Pentafluoroselenium hypofluorite
- Names: IUPAC name Pentafluoro(fluorooxy)-λ^{6}-selane

Identifiers
- CAS Number: 27218-12-8;
- 3D model (JSmol): Interactive image;
- ChemSpider: 10329203;
- PubChem CID: 23236092;

Properties
- Chemical formula: SeOF_{6}
- Molar mass: 208.950
- Appearance: white solid
- Odor: strong and irritating
- Melting point: −54°C
- Boiling point: −30°C
- Solubility in water: decomposes

Related compounds
- Other cations: Pentafluorosulfur hypofluorite Pentafluorotellurium hypofluorite

= Pentafluoroselenium hypofluorite =

Pentafluoroselenium hypofluorite is a selenium compound with the chemical formula SeOF_{6}. It was discovered at 1959.

==Preparation==
Pentafluoroselenium hypofluorite can be produced from the reaction of selenium dioxide or selenium oxychloride with fluorine gas in the presence of silver difluoride catalyst. However, the reaction yield is low (14%), and it is hard to purify due to large amount of SeF_{6} byproduct.

Pentafluoroselenium hypofluorite can also formed from selenium oxyfluoride and fluorine gas in the presence of potassium fluoride.
SeOF_{2} + KF → K^{+}[SeOF_{3}]^{−} —^{F_{2}}→ K^{+}[SeOF_{5}]^{−} —^{F_{2}}→ KF + SeOF_{6}

The reaction of fluorine gas and Hg(OSeF_{5})_{2} produces SeOF_{6} in much higher yield and with less SeF_{6}.

==Reactions==
Pentafluoroselenium hypofluorite is reactive, but not as reactive as pentafluorosulfur hypofluorite. It reacts with water to release oxygen gas.
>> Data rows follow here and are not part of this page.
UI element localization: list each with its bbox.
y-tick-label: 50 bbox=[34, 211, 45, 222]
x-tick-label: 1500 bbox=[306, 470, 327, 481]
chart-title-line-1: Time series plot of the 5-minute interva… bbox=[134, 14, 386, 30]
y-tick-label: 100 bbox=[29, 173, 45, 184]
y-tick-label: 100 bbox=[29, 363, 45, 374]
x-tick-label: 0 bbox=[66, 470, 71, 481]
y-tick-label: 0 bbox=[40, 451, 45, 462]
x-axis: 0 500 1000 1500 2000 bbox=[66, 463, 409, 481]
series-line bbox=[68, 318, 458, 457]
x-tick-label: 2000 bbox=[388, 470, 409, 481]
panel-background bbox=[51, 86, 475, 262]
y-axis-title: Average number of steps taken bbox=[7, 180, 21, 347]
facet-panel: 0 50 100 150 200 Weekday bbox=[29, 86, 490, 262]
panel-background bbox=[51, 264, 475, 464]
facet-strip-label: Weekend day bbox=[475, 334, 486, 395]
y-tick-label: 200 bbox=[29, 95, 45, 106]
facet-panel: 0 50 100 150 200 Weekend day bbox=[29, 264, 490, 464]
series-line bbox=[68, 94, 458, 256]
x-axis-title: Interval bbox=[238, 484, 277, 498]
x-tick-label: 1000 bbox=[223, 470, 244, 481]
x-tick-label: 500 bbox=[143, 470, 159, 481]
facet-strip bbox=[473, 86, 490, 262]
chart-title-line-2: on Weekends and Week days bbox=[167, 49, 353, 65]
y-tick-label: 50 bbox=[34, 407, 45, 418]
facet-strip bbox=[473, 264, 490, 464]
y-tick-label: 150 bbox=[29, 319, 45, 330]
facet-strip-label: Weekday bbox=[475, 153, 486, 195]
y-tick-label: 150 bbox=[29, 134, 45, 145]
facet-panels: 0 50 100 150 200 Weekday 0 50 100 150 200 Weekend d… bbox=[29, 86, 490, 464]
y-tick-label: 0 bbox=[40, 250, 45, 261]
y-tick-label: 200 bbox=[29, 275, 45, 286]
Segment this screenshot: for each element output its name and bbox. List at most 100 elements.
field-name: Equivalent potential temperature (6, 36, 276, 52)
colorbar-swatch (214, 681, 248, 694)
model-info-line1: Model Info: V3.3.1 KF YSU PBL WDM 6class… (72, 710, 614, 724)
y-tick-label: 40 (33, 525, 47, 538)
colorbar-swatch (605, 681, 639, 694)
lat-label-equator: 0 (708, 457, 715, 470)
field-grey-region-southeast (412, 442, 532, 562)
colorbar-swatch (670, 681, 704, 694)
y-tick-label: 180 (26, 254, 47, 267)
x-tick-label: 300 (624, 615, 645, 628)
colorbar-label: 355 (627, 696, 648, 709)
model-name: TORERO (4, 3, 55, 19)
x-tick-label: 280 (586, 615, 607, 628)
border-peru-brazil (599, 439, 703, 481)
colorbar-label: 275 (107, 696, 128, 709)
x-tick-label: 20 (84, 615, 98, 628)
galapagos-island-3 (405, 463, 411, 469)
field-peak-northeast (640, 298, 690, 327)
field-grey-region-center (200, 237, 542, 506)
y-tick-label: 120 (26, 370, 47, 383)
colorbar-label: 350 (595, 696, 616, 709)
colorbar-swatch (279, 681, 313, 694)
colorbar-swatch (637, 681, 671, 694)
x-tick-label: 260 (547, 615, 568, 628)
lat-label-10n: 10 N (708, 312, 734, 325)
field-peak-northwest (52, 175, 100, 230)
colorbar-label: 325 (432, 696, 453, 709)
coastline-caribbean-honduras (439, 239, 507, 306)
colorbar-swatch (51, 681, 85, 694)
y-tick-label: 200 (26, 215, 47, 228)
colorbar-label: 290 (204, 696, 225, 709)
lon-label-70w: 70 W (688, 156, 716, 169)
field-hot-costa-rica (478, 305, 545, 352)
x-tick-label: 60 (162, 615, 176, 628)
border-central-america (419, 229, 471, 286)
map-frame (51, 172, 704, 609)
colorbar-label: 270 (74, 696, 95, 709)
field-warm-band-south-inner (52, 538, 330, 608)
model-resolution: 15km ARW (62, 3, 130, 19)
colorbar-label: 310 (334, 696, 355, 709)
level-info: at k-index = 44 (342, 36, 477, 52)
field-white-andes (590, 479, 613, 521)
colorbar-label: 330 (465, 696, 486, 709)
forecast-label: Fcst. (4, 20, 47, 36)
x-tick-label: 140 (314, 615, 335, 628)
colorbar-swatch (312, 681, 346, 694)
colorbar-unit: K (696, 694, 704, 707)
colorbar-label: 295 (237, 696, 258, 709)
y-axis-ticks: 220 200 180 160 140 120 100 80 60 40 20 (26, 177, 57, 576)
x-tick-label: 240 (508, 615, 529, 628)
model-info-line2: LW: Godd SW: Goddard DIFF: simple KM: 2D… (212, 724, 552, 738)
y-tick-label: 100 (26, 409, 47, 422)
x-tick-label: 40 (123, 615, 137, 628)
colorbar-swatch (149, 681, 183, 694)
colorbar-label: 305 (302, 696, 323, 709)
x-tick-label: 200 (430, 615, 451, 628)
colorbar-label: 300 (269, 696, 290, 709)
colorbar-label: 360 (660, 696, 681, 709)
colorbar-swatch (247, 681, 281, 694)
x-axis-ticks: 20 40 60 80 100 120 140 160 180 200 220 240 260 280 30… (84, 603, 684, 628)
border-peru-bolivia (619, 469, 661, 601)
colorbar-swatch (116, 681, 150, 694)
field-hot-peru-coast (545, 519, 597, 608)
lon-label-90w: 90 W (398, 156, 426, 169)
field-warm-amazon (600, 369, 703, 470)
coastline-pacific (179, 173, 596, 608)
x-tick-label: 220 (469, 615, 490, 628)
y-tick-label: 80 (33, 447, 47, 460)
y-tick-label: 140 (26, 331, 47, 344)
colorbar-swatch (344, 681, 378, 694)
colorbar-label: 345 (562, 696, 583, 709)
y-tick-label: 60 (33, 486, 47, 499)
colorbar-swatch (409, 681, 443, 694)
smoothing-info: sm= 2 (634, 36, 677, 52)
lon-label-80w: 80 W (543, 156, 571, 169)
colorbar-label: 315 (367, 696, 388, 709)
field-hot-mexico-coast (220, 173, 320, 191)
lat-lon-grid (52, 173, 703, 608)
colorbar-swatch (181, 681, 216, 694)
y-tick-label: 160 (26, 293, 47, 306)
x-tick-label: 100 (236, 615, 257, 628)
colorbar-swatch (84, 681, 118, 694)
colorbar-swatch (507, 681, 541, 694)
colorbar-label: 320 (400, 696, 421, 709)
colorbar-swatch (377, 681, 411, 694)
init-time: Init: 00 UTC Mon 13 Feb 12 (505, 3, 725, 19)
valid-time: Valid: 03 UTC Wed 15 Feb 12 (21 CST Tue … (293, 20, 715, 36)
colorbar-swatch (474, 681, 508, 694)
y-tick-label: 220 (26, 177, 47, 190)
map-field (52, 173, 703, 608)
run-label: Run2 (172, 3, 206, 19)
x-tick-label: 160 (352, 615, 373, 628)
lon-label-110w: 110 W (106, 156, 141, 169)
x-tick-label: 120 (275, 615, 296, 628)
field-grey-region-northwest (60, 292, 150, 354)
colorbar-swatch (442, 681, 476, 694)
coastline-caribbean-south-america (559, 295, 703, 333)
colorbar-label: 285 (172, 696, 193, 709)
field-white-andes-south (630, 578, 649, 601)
It reacts with potassium hydroxide too, forming potassium selenate, potassium fluoride, water and oxygen gas.：
2 SeOF_{6} + 16 KOH → 2 K_{2}SeO_{4} + 12 KF + 8 H_{2}O + O_{2}↑

SeOF_{6} can also oxidize potassium iodide into iodine. It explodes upon reacting with ethylene, and the reaction with perfluorocyclopentene produces F_{5}SeOC_{5}F_{9}. SeOF_{6} reacts with sulfur tetrafluoride to produce thionyl fluoride, thionyl tetrafluoride, sulfuryl fluoride, selenium hexafluoride and F_{5}SOSeF_{5}. SeOF_{6} reacts very slowly with carbon monoxide, and produces F_{5}SeOCFO at 65°C. SeOF_{6} reacts with bromine to form BrOSeF_{5}.